Saška Sokolov

Personal information
- National team: Serbia
- Born: 15 May 1995 (age 31) Pirot, FR Yugoslavia

Sport
- Country: Serbia
- Sport: Javelin throw
- Disability class: F46

Medal record
Women's para athletics
Representing Serbia
World Championships
| Silver medal – second place | 2023 Paris | Shot put F46 |
| Silver medal – second place | 2023 Paris | 200 m T47 |
| Silver medal – second place | 2024 Kobe | Javelin throw F46 |
| Silver medal – second place | 2024 Kobe | 100 m T47 |
| Bronze medal – third place | 2024 Kobe | 200 m T47 |

= Saška Sokolov =

Serbian Paralympic athlete (born 1995)

Saška Sokolov (born 15 May 1995) is a Serbian athlete who competed for her nation in the javelin throw at the 2016 Summer Paralympics, and 2020 Summer Paralympics.

==Career==
Saška Sokolov was born in Pirot, Serbia, the daughter of football coach Sasha Sokolov. As a child, she began to participate in football, but as Pirot did not have a women's team, she switched to handball where she played for ŽRK Pirot. In 2013, she moved to Belgrade, where she attended the Faculty of Special Education and Rehabilitation. She had moved to the capital to study defectology. While there, she took up javelin throw, and became Junior European Champion within three months. She also won the gold medal in the shot put. Within a year, she had qualified for the 2016 Summer Paralympics with a personal best throw of 34.8 m.

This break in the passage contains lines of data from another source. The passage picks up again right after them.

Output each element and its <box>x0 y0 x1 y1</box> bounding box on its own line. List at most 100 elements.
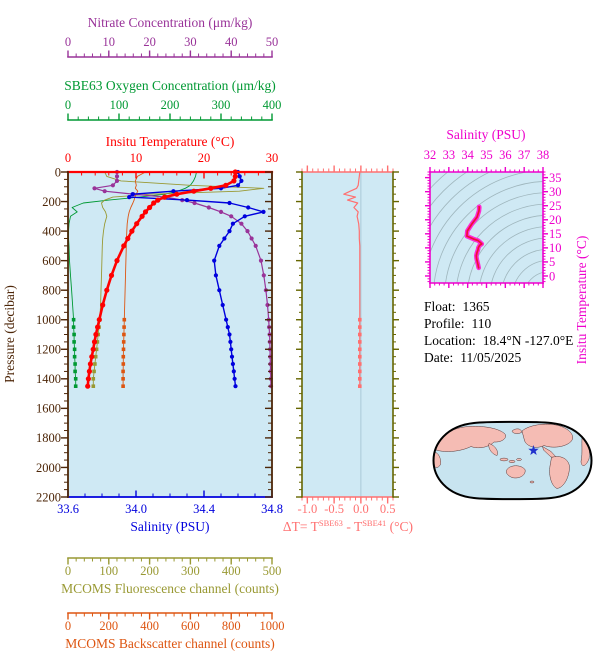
tick-label: 15 <box>549 227 562 241</box>
world-map <box>432 420 593 501</box>
series-oxygen-marker <box>73 369 77 374</box>
series-fluorescence-marker <box>91 384 96 388</box>
series-nitrate-marker <box>239 221 244 226</box>
plot-background <box>302 172 393 497</box>
series-backscatter-marker <box>121 369 125 374</box>
series-temperature-marker <box>85 383 91 389</box>
tick-label: 33.6 <box>57 502 79 516</box>
series-backscatter-marker <box>121 384 125 388</box>
series-salinity-marker <box>229 347 234 352</box>
tick-label: 400 <box>222 564 241 578</box>
series-temperature-marker <box>86 368 92 374</box>
landmass-eurasia <box>435 426 506 452</box>
tick-label: 25 <box>549 199 562 213</box>
tick-label: 500 <box>263 564 282 578</box>
tick-label: 10 <box>549 241 562 255</box>
series-temperature-marker <box>108 272 115 278</box>
series-salinity-marker <box>217 243 222 248</box>
delta-t-plot: -1.0 -0.5 0.0 0.5 <box>296 165 399 516</box>
temperature-axis-title: Insitu Temperature (°C) <box>106 134 235 149</box>
series-salinity-marker <box>230 361 235 367</box>
tick-label: 20 <box>198 151 211 165</box>
tick-label: 600 <box>181 619 200 633</box>
nitrate-axis-title: Nitrate Concentration (μm/kg) <box>88 15 253 30</box>
series-salinity-marker <box>213 273 218 278</box>
tick-label: 35 <box>549 171 562 185</box>
date-row: Date: 11/05/2025 <box>424 350 522 365</box>
series-temperature-marker <box>89 354 95 360</box>
series-salinity-marker <box>227 229 232 234</box>
tick-label: 1600 <box>36 402 61 416</box>
float-info: Float: 1365 Profile: 110 Location: 18.4°N -… <box>424 299 573 365</box>
series-delta-t-marker <box>358 354 362 359</box>
series-oxygen-marker <box>73 362 77 366</box>
series-salinity-marker <box>231 369 236 374</box>
series-delta-t-marker <box>358 362 362 366</box>
ts-plot-title: Salinity (PSU) <box>446 127 525 142</box>
series-temperature-marker <box>96 317 102 323</box>
tick-label: 1200 <box>36 343 61 357</box>
series-salinity-marker <box>242 214 247 219</box>
series-salinity-marker <box>227 200 232 206</box>
series-backscatter-marker <box>121 347 126 352</box>
series-backscatter-marker <box>122 325 126 329</box>
series-oxygen-marker <box>71 317 76 322</box>
tick-label: -1.0 <box>297 502 317 516</box>
tick-label: 1400 <box>36 372 61 386</box>
series-backscatter-marker <box>121 362 126 366</box>
landmass-indonesia <box>508 460 516 463</box>
series-fluorescence-marker <box>93 362 97 366</box>
top-rulers: 0 10 20 30 40 50 0 100 200 300 400 <box>65 35 281 121</box>
tick-label: 20 <box>143 35 156 49</box>
ts-temperature-axis-title: Insitu Temperature (°C) <box>574 236 589 365</box>
tick-label: 34.4 <box>193 502 216 516</box>
tick-label: 32 <box>424 148 437 162</box>
series-backscatter-marker <box>122 317 127 322</box>
series-nitrate-marker <box>258 258 264 263</box>
series-temperature-marker <box>139 213 145 219</box>
landmass-north-america <box>521 423 573 448</box>
series-salinity-marker <box>227 332 232 337</box>
backscatter-axis-title: MCOMS Backscatter channel (counts) <box>65 636 275 651</box>
series-temperature-marker <box>121 243 127 249</box>
pressure-axis-title: Pressure (decibar) <box>2 285 17 383</box>
series-backscatter-marker <box>122 332 126 337</box>
landmass-south-america <box>549 456 570 489</box>
series-oxygen-marker <box>73 384 78 388</box>
map-outline <box>432 420 593 501</box>
tick-label: 1800 <box>36 431 61 445</box>
tick-label: 0 <box>549 269 555 283</box>
series-salinity-marker <box>222 236 227 241</box>
float-id-value: 1365 <box>463 299 490 314</box>
delta-t-superscript: SBE63 <box>319 518 343 528</box>
series-temperature-marker <box>100 302 106 308</box>
series-salinity-marker <box>246 205 251 210</box>
series-salinity-marker <box>261 209 266 214</box>
series-oxygen-marker <box>72 340 76 344</box>
tick-label: 0 <box>55 165 61 179</box>
series-temperature-marker <box>231 178 237 184</box>
tick-label: 0 <box>65 151 71 165</box>
series-nitrate-marker <box>253 243 258 248</box>
landmass-seasia <box>488 443 498 456</box>
tick-label: 300 <box>181 564 200 578</box>
series-nitrate-marker <box>229 214 234 219</box>
tick-label: 1000 <box>260 619 285 633</box>
tick-label: 36 <box>499 148 512 162</box>
series-salinity-marker <box>230 221 235 226</box>
landmass-indonesia <box>516 458 522 461</box>
tick-label: 0 <box>65 98 71 112</box>
series-temperature-marker <box>208 185 214 191</box>
series-temperature-marker <box>232 173 238 179</box>
series-salinity-marker <box>184 198 190 203</box>
location-label: Location: <box>424 333 476 348</box>
location-star-marker <box>528 445 539 455</box>
series-oxygen-marker <box>72 332 76 337</box>
location-value: 18.4°N -127.0°E <box>483 333 574 348</box>
series-salinity-marker <box>233 384 238 389</box>
series-delta-t-marker <box>358 347 362 352</box>
tick-label: 0 <box>65 564 71 578</box>
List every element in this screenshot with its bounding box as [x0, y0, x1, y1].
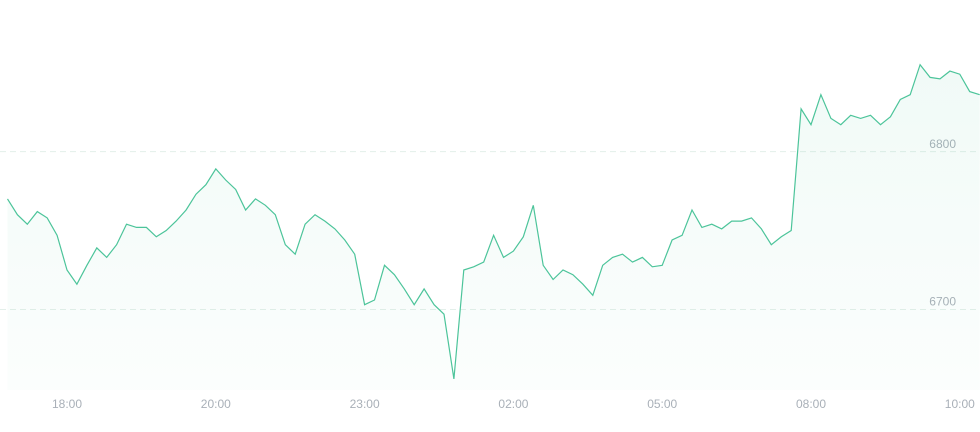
x-tick-label: 10:00	[945, 397, 975, 411]
x-tick-label: 18:00	[52, 397, 82, 411]
area	[7, 64, 980, 390]
x-tick-label: 05:00	[647, 397, 677, 411]
x-tick-label: 23:00	[350, 397, 380, 411]
x-tick-label: 02:00	[498, 397, 528, 411]
x-tick-label: 20:00	[201, 397, 231, 411]
x-tick-label: 08:00	[796, 397, 826, 411]
price-line	[6, 63, 980, 379]
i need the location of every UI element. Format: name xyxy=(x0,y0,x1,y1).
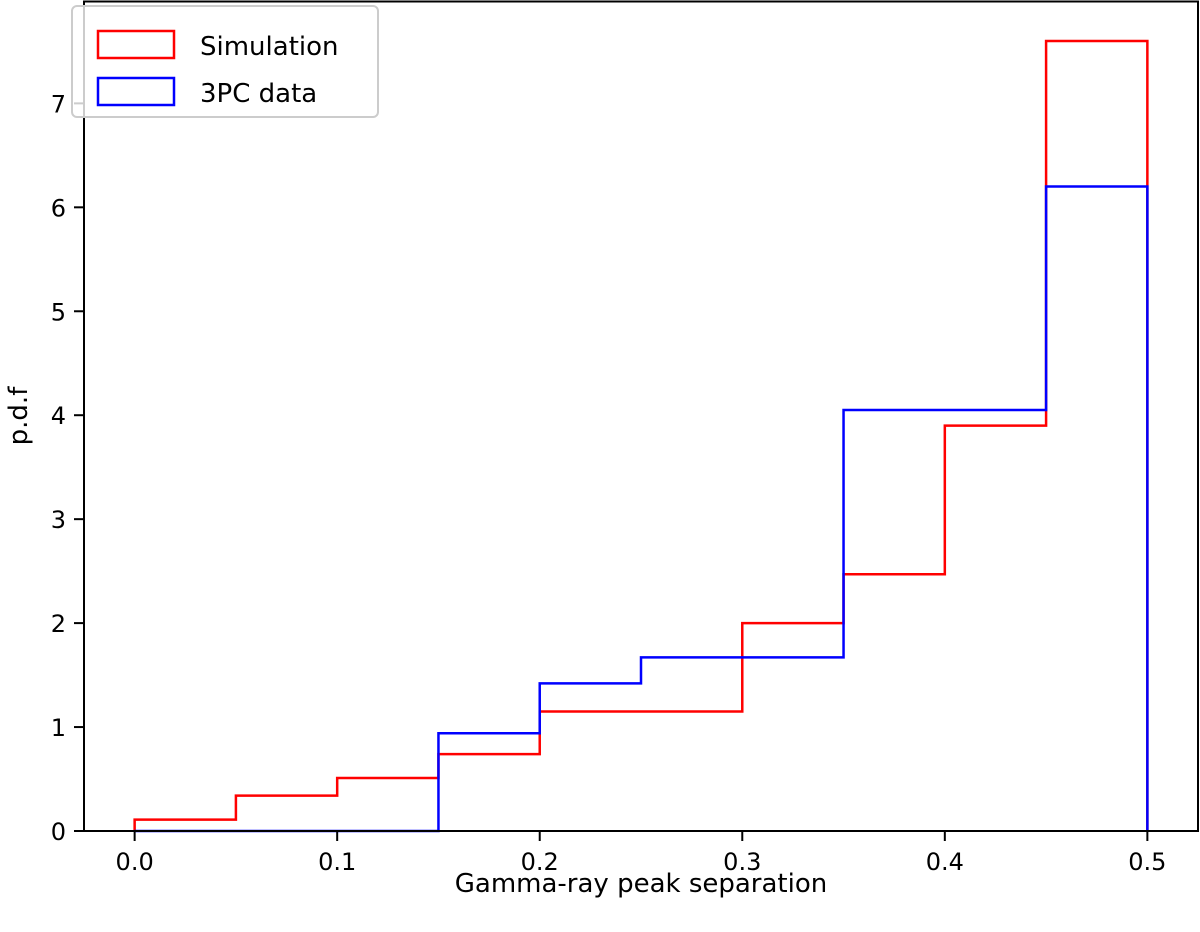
legend-label: Simulation xyxy=(200,32,339,62)
y-tick-label: 2 xyxy=(51,610,66,638)
y-tick-label: 4 xyxy=(51,402,66,430)
y-tick-label: 6 xyxy=(51,194,66,222)
legend-swatch xyxy=(96,29,176,60)
legend: Simulation 3PC data xyxy=(71,5,379,118)
x-tick-label: 0.1 xyxy=(318,848,356,876)
series-layer xyxy=(133,39,1149,833)
series-simulation-step xyxy=(133,39,1149,831)
y-tick-label: 3 xyxy=(51,506,66,534)
y-tick-label: 7 xyxy=(51,90,66,118)
series-3pc-data-step xyxy=(134,185,1149,833)
legend-box xyxy=(71,5,379,118)
x-axis: 0.0 0.1 0.2 0.3 0.4 0.5 xyxy=(116,831,1166,876)
y-axis: 0 1 2 3 4 5 6 7 xyxy=(51,90,84,846)
y-tick-label: 5 xyxy=(51,298,66,326)
x-tick-label: 0.0 xyxy=(116,848,154,876)
y-axis-label: p.d.f xyxy=(4,386,34,446)
x-tick-label: 0.2 xyxy=(521,848,559,876)
y-tick-label: 0 xyxy=(51,818,66,846)
x-tick-label: 0.4 xyxy=(926,848,964,876)
x-tick-label: 0.5 xyxy=(1128,848,1166,876)
plot-frame xyxy=(83,0,1199,832)
y-tick-label: 1 xyxy=(51,714,66,742)
legend-swatch xyxy=(96,76,176,107)
legend-label: 3PC data xyxy=(200,79,317,109)
x-tick-label: 0.3 xyxy=(723,848,761,876)
x-axis-label: Gamma-ray peak separation xyxy=(455,869,827,899)
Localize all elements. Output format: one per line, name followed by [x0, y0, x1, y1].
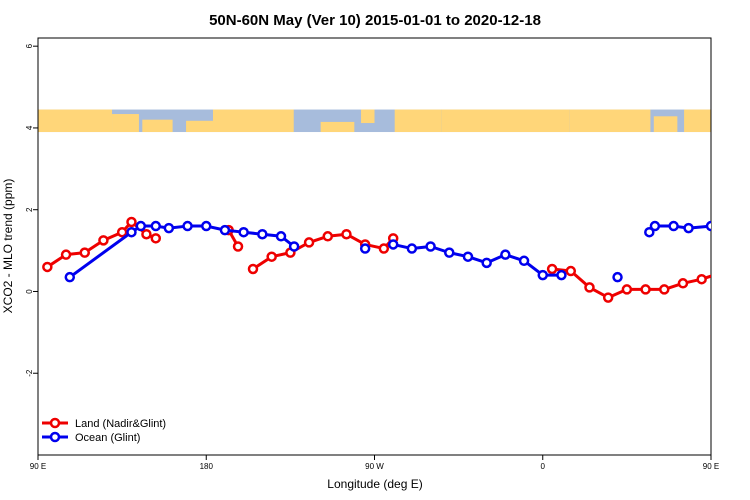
data-point [232, 241, 244, 252]
data-point [116, 226, 128, 238]
map-land-region [684, 109, 711, 133]
x-axis: 90 E 180 90 W 0 90 E [30, 455, 719, 471]
y-tick-label: 6 [25, 43, 34, 48]
map-land-region [394, 109, 442, 133]
data-point [126, 226, 137, 238]
map-land-region [441, 109, 570, 133]
data-point [621, 284, 633, 295]
data-point [602, 292, 614, 303]
series-line [392, 242, 562, 277]
data-point [322, 231, 334, 242]
y-tick-label: 2 [25, 207, 34, 212]
data-point [677, 278, 689, 289]
x-tick-label: 180 [200, 462, 214, 471]
chart-title: 50N-60N May (Ver 10) 2015-01-01 to 2020-… [209, 12, 541, 29]
data-point [735, 263, 743, 271]
data-point [387, 239, 399, 250]
y-tick-label: -2 [25, 369, 34, 377]
data-point [444, 247, 455, 258]
legend-marker [49, 431, 61, 443]
data-point [64, 271, 76, 283]
x-tick-label: 90 E [703, 462, 719, 471]
data-point [238, 226, 249, 238]
data-point [425, 241, 436, 252]
data-point [79, 247, 90, 258]
data-point [378, 243, 390, 254]
data-point [42, 261, 53, 273]
data-point [696, 273, 707, 285]
data-point [182, 220, 193, 232]
series-land [42, 216, 743, 303]
x-tick-label: 0 [541, 462, 546, 471]
legend-label: Land (Nadir&Glint) [75, 418, 166, 430]
world-map-strip [38, 109, 711, 133]
data-point [257, 228, 268, 240]
map-land-region [361, 109, 375, 124]
data-point [668, 220, 679, 232]
data-point [705, 220, 711, 232]
x-axis-label: Longitude (deg E) [327, 477, 422, 491]
data-point [462, 251, 474, 262]
legend-marker [49, 417, 61, 429]
data-point [219, 224, 231, 236]
legend: Land (Nadir&Glint) Ocean (Glint) [42, 417, 166, 444]
map-land-region [186, 120, 213, 133]
data-point [481, 257, 492, 269]
data-point [406, 243, 418, 254]
map-land-region [569, 109, 651, 133]
data-point [716, 269, 724, 277]
data-point [98, 235, 109, 246]
y-tick-label: 0 [25, 289, 34, 294]
y-axis: -2 0 2 4 6 [25, 43, 38, 377]
data-point [341, 228, 352, 240]
map-land-region [320, 121, 355, 133]
data-point [135, 220, 147, 232]
data-point [612, 271, 623, 283]
y-tick-label: 4 [25, 125, 34, 130]
map-land-region [38, 109, 113, 133]
data-point [565, 265, 577, 277]
data-point [556, 269, 567, 281]
map-land-region [212, 109, 294, 133]
data-point [659, 284, 670, 295]
data-point [683, 222, 694, 234]
map-land [38, 109, 711, 133]
data-point [150, 233, 162, 244]
data-point [584, 282, 595, 293]
data-point [266, 251, 277, 262]
data-point [644, 226, 655, 238]
data-point [275, 231, 287, 242]
data-point [518, 255, 530, 267]
series-ocean [64, 220, 711, 283]
data-point [537, 269, 548, 281]
x-tick-label: 90 W [365, 462, 384, 471]
data-point [546, 263, 558, 275]
data-point [303, 237, 315, 248]
data-point [359, 243, 371, 254]
data-point [640, 284, 651, 295]
data-point [288, 241, 300, 252]
series-line [252, 232, 395, 271]
data-point [201, 220, 212, 232]
data-point [500, 249, 511, 260]
data-point [150, 220, 162, 232]
map-land-region [653, 116, 678, 133]
data-point [60, 249, 72, 260]
y-axis-label: XCO2 - MLO trend (ppm) [1, 179, 15, 314]
data-point [247, 263, 259, 275]
data-point [126, 216, 137, 228]
map-land-region [142, 119, 173, 133]
x-tick-label: 90 E [30, 462, 46, 471]
data-point [649, 220, 661, 232]
data-point [163, 222, 175, 234]
data-point [141, 228, 152, 240]
map-land-region [112, 114, 139, 133]
legend-label: Ocean (Glint) [75, 432, 140, 444]
series-layer [42, 216, 743, 303]
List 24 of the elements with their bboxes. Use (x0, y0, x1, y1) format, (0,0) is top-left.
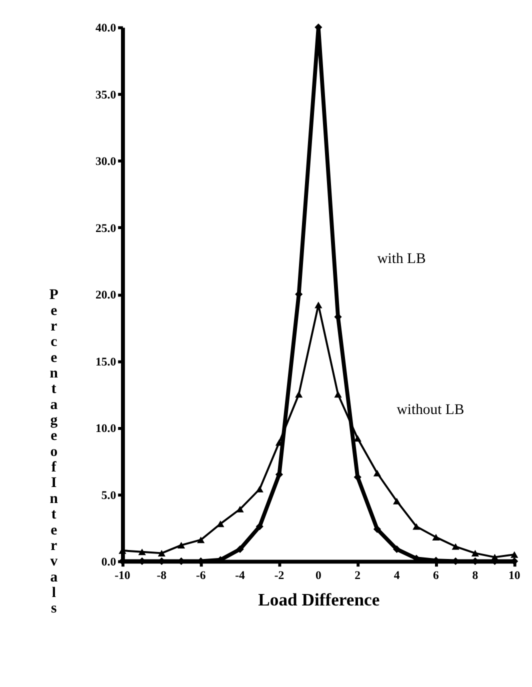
y-tick-label: 20.0 (96, 288, 116, 302)
x-tick-label: 6 (433, 568, 440, 582)
x-tick-label: -2 (274, 568, 284, 582)
y-tick-label: 25.0 (96, 222, 116, 235)
x-tick-label: -4 (235, 568, 246, 582)
text: with LB (377, 251, 426, 268)
y-tick-label: 40.0 (96, 22, 116, 35)
y-tick-label: 30.0 (96, 155, 116, 168)
x-tick-label: 4 (394, 568, 400, 582)
y-tick-label: 15.0 (96, 355, 116, 368)
y-tick-label: 35.0 (96, 88, 116, 102)
y-tick-label: 5.0 (101, 488, 116, 502)
x-axis-title: Load Difference (258, 589, 380, 610)
x-tick-label: 2 (354, 568, 361, 582)
x-tick-label: -8 (156, 568, 167, 582)
y-tick-label: 0.0 (101, 556, 116, 569)
text: Percentage of Intervals (49, 287, 58, 617)
x-tick-label: -10 (114, 568, 130, 582)
x-tick-label: 8 (472, 568, 478, 582)
y-tick-label: 10.0 (96, 422, 116, 436)
x-tick-label: 0 (315, 568, 322, 582)
text: without LB (396, 402, 464, 418)
x-tick-label: -6 (196, 568, 206, 582)
x-tick-label: 10 (508, 568, 520, 582)
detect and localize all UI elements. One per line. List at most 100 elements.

While at the 2016 Games, she was one of the youngest competitors. Sokolov competed in the F46 class of the women's javelin throw where she finished in sixth place with a longest throw of 33.26 m. She afterwards spoke of her desire to win the event at the 2020 Summer Paralympics in Tokyo, Japan.

She competed at the 2018 European Championships, where she won a bronze medal.